Le vacarme des klaxons couvrait les conversations. Les drapeaux tricolores flottaient aux fenêtres des voitures. Dans les rues de Cayenne, de Saint-Laurent-du-Maroni ou encore de Mana, des milliers de personnes célébraient la première étoile des Bleus. Vingt-huit ans après la victoire de la France face au Brésil (3-0), le souvenir de cette soirée reste étonnamment précis pour celles et ceux qui l’ont vécue.
Le 12 juillet 1998, la sélection française décroche son premier titre mondial grâce notamment à un doublé de Zinédine Zidane. Un moment qui dépasse rapidement le cadre du football et se transforme, partout en France, en une immense fête populaire. En Guyane aussi, la liesse gagne les rues.
À Cayenne, Claudette Flavien, alors âgée de 46 ans, suit la finale chez elle avec ses enfants avant de rejoindre la foule.
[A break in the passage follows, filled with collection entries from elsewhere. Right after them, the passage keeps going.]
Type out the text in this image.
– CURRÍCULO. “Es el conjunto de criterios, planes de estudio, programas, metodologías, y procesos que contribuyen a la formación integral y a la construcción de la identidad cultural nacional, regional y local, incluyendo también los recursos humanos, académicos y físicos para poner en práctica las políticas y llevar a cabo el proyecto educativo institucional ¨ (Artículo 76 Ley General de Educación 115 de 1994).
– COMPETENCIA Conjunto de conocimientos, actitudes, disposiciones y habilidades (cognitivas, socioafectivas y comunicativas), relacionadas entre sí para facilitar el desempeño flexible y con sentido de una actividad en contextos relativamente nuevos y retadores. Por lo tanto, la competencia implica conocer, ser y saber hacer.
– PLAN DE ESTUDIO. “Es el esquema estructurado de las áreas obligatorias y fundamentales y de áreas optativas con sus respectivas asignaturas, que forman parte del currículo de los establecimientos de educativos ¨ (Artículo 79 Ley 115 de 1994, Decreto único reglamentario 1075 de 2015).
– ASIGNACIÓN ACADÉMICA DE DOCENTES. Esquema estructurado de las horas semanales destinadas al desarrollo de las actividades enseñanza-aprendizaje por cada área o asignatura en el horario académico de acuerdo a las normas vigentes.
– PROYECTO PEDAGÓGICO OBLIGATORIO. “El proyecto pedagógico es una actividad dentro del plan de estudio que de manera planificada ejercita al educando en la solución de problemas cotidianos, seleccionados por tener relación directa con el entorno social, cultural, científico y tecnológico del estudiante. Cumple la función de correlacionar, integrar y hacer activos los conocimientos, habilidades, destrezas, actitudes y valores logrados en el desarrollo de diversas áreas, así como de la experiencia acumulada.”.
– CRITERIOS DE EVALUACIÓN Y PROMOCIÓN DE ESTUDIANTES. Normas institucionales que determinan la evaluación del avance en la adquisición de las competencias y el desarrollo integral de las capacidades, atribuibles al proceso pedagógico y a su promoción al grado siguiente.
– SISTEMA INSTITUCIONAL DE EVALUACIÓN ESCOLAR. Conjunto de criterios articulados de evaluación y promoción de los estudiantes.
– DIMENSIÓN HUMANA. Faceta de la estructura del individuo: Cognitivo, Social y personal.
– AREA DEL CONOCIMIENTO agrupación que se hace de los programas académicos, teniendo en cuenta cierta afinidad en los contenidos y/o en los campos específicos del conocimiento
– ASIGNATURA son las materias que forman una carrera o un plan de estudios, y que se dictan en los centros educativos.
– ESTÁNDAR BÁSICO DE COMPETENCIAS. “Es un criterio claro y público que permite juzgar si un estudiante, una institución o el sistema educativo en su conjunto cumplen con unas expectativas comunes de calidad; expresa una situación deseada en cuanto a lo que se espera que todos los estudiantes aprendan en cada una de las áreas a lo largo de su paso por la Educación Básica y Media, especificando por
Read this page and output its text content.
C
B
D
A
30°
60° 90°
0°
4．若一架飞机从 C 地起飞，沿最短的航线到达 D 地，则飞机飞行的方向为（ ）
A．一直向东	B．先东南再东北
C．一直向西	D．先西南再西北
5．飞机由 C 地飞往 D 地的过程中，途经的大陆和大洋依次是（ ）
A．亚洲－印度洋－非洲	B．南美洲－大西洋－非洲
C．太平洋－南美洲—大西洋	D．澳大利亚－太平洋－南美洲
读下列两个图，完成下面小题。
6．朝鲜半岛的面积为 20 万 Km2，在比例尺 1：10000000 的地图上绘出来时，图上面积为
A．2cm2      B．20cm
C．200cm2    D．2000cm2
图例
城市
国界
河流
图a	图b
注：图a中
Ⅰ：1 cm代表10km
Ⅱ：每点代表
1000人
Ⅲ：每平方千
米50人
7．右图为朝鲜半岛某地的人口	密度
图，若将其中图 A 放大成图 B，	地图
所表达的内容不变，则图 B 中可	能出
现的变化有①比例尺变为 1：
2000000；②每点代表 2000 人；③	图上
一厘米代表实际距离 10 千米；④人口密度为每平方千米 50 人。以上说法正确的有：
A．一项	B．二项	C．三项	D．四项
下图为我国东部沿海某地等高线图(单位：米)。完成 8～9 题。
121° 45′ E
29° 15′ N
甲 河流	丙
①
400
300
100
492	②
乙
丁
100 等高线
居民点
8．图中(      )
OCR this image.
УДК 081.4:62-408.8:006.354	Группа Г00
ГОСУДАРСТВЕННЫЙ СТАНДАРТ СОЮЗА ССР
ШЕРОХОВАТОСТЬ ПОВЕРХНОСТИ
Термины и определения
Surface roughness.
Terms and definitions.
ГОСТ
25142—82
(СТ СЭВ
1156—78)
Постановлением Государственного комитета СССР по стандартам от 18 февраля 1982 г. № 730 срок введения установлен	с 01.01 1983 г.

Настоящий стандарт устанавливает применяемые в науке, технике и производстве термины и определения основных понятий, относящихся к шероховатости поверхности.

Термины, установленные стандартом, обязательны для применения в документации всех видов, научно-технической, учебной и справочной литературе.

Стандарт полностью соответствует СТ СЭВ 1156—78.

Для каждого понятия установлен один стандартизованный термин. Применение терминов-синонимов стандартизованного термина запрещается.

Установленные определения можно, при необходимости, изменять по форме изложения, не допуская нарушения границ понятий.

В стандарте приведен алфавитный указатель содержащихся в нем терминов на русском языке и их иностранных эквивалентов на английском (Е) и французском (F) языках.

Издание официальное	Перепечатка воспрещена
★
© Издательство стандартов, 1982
« Les rues étaient complètement bloquées. J’ai dû garer la voiture et continuer à pied avec les enfants. Il y avait des gens qui chantaient partout, des sonos dans toutes les voitures. On ne savait même plus sur quelle musique danser. »
Claudette Flavien
Elle se souvient d’une ville entièrement tournée vers la célébration, où l’on avançait difficilement tant la foule était dense.
Une même soirée, des émotions différentes
À Mana, l’ancien footballeur Rémy Aubert garde un souvenir plus nuancé de cette finale. Amateur de football et attaché au Brésil, il raconte avoir vécu cette rencontre avec des sentiments mêlés.
« J’avais le cœur partagé. J’étais heureux pour la France, mais triste pour le Brésil. Voir cette équipe perdre 3-0, c’était difficile. »
Rémy Aubert
Une fois le coup de sifflet final donné, il observe malgré tout la fête gagner les rues de la commune.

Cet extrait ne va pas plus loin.